1st parish Vietnam War death took place about 52 years ago
Published 3:32 am Wednesday, June 26, 2019
June can be a difficult month for Geraldine Johnson Davis and her family.
Davis’s brother, Andrew Johnson, lost his life during the Vietnam War on June 25, 1967, in the Dinh Tuong province of South Vietnam. He was just 19 years old — his birthday was May 24, 1948.
Johnson was a Specialist Four in the U.S. Army. He served in the 9th Infantry Division, 5th Battalion, 60th Infantry, A Company.

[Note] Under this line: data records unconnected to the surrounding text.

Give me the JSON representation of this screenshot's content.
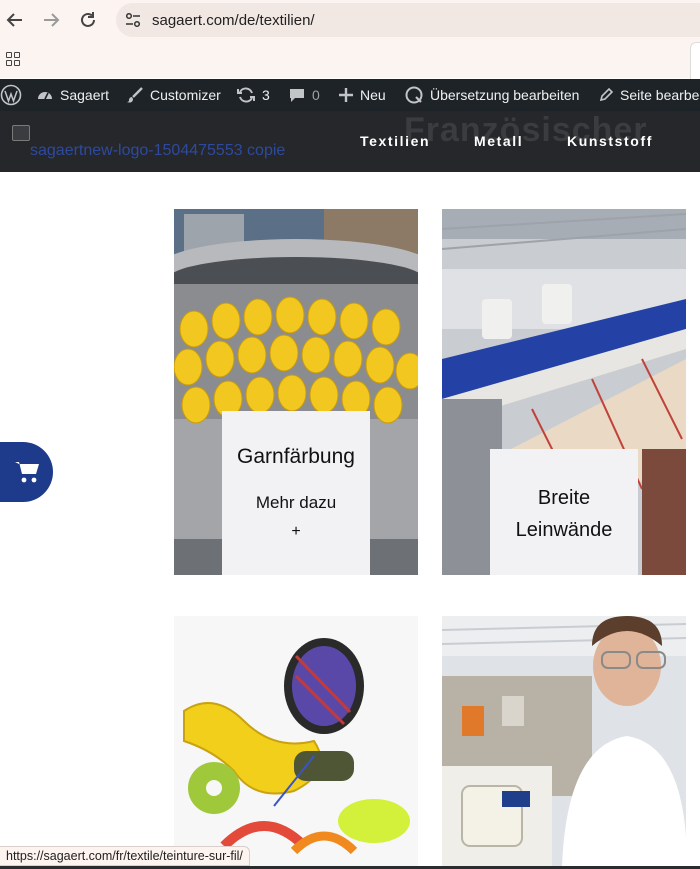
{
  "browser": {
    "url": "sagaert.com/de/textilien/",
    "status_url": "https://sagaert.com/fr/textile/teinture-sur-fil/",
    "icons": [
      "back-arrow-icon",
      "forward-arrow-icon",
      "reload-icon",
      "site-settings-icon",
      "apps-grid-icon"
    ]
  },
  "admin_bar": {
    "site": "Sagaert",
    "customizer": "Customizer",
    "updates": "3",
    "comments": "0",
    "new": "Neu",
    "translate": "Übersetzung bearbeiten",
    "edit_page": "Seite bearbeiten"
  },
  "header": {
    "logo_alt": "sagaertnew-logo-1504475553 copie",
    "background_title": "Französischer",
    "nav": [
      "Textilien",
      "Metall",
      "Kunststoff"
    ]
  },
  "cards": [
    {
      "title": "Garnfärbung",
      "more": "Mehr dazu",
      "plus": "+"
    },
    {
      "title_line1": "Breite",
      "title_line2": "Leinwände"
    }
  ],
  "colors": {
    "admin_bar": "#1d2327",
    "header": "#25272a",
    "cart_button": "#1e3a8a",
    "label_box": "#f2f1f4"
  }
}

His name is memorialized on the Vietnam Veterans Memorial in Washington, D.C. — it is on panel 22E, line 62.
Davis said Johnson was the first Vietnam War casualty from Washington Parish.
“It’s tough to remember that day, but he was a hero to our family and to his parish,” Davis said.
Davis said that her brother was the second child of 11 children. His parents are Eddie Johnson Sr., himself a World War II veteran, and Celestina M. Johnson.
She said that military service runs in her family’s blood. Andrew Johnson’s father, and all but two of Johnson’s brothers, were in the Army.
“Andrew was a very good student in school,” she said. “He finished school and then decided to join the Army. He joined the military so that his mother could stay home, because he didn’t want her to have to work.”
Davis said that she still has vivid memories of when a U.S. Army representative knocked on the family’s door to relay the horrible news of her brother’s death.
“It was the 3rd of July when the military contacted us, and he was buried on the 4th of July,” she said. “I’ll never forget that day.”
Davis noted that Bogalusa-born poet Yusef Komunyakaa also memorialized Johnson in his poem, “Facing It,” about the Vietnam War. Komunyakaa, a friend of the Johnson family, wrote:
“I touch the name Andrew Johnson;
I see the booby trap’s white flash.”
In a post on a website memorializing the names on the Vietnam Veterans Memorial, a user named Hignio Vazquez wrote of knowing Johnson, as they served in the same “Old Reliables” platoon for a time.
“After all this years I still remember the tough times that we went through,” Vazquez wrote. “I admit that you were a better soldier than I was. When I needed someone to take over the machine gun you volunteered, and when I needed a good man to go on patrol with me you always said yes …
“I should have died many times over (in battle) but I guess that the Lord doesn’t want me up there yet. Until we meet again, rest in peace my dear friend.”